Le même scénario s’est répété avec Twitter. Quand Elon Musk a racheté la plateforme en 2022, une vague d’indignation a poussé des millions d’utilisateurs à explorer Threads, Bluesky, Mastodon. Résultat ? X/Twitter conserve environ 586 millions d’utilisateurs mensuels en 2025, tandis que Bluesky plafonne à 40 millions d’inscrits (dont seulement 3,5 millions d’utilisateurs actifs quotidiens). Threads fait mieux avec 320 millions d’inscrits, mais sans véritablement détrôner le géant.
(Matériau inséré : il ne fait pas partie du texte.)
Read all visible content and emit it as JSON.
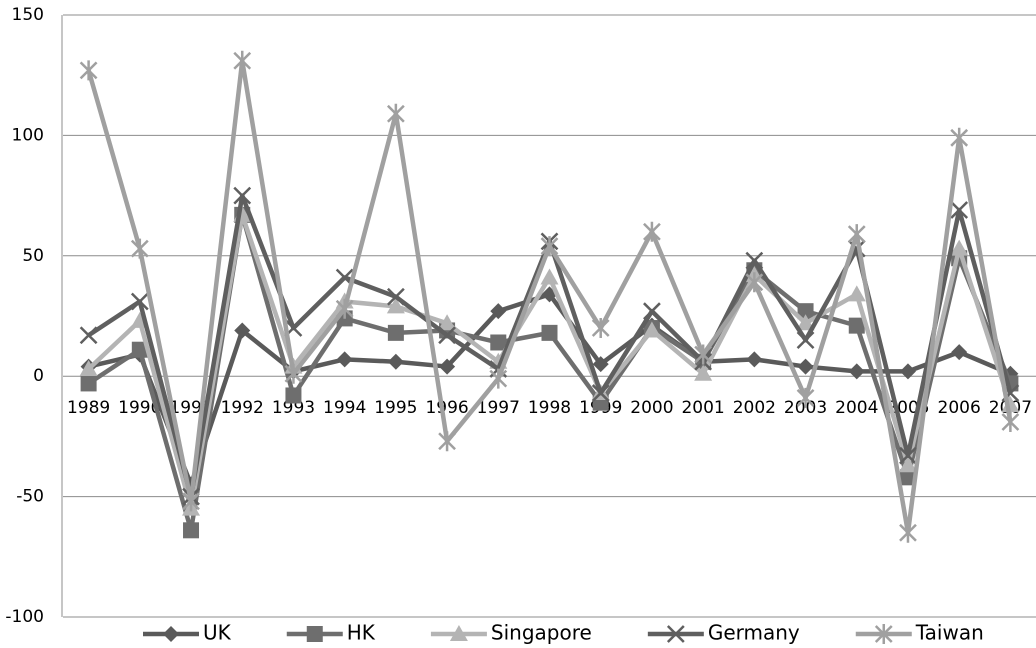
{
  "chart_data": {
    "type": "line",
    "categories": [
      "1989",
      "1990",
      "1991",
      "1992",
      "1993",
      "1994",
      "1995",
      "1996",
      "1997",
      "1998",
      "1999",
      "2000",
      "2001",
      "2002",
      "2003",
      "2004",
      "2005",
      "2006",
      "2007"
    ],
    "series": [
      {
        "name": "UK",
        "color": "#5a5a5a",
        "marker": "diamond",
        "values": [
          4,
          9,
          -45,
          19,
          2,
          7,
          6,
          4,
          27,
          34,
          5,
          21,
          6,
          7,
          4,
          2,
          2,
          10,
          1
        ]
      },
      {
        "name": "HK",
        "color": "#6e6e6e",
        "marker": "square",
        "values": [
          -3,
          11,
          -64,
          67,
          -8,
          24,
          18,
          19,
          14,
          18,
          -11,
          20,
          6,
          44,
          27,
          21,
          -42,
          49,
          -3
        ]
      },
      {
        "name": "Singapore",
        "color": "#b4b4b4",
        "marker": "triangle",
        "values": [
          3,
          23,
          -55,
          67,
          4,
          31,
          29,
          22,
          6,
          41,
          -7,
          19,
          1,
          42,
          22,
          34,
          -37,
          53,
          -12
        ]
      },
      {
        "name": "Germany",
        "color": "#5f5f5f",
        "marker": "x",
        "values": [
          17,
          31,
          -50,
          75,
          20,
          41,
          33,
          17,
          3,
          56,
          -7,
          27,
          6,
          48,
          15,
          53,
          -33,
          69,
          -7
        ]
      },
      {
        "name": "Taiwan",
        "color": "#a0a0a0",
        "marker": "star",
        "values": [
          127,
          53,
          -52,
          131,
          1,
          28,
          109,
          -27,
          -1,
          54,
          20,
          60,
          9,
          39,
          -9,
          59,
          -65,
          99,
          -19
        ]
      }
    ],
    "ylim": [
      -100,
      150
    ],
    "yticks": [
      -100,
      -50,
      0,
      50,
      100,
      150
    ],
    "grid": true,
    "legend": "bottom"
  }
}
Ce phénomène n’est ni un hasard, ni un simple manque de volonté des utilisateurs. Il s’explique par des mécanismes économiques et technologiques redoutablement puissants. Aujourd’hui, les Griots vous emmènent explorer quatre concepts qui expliquent pourquoi quitter une plateforme dominante est quasiment mission impossible.

L’effet de réseau : plus on est nombreux, plus on est coincés 🔗

L’effet de réseau — ou network effect en anglais — est un principe simple mais dévastateur : la valeur d’un service augmente à mesure que le nombre de ses utilisateurs croît. Un téléphone ne sert à rien si personne d’autre n’en possède un. Un réseau social sans vos amis dessus n’est qu’une coquille vide.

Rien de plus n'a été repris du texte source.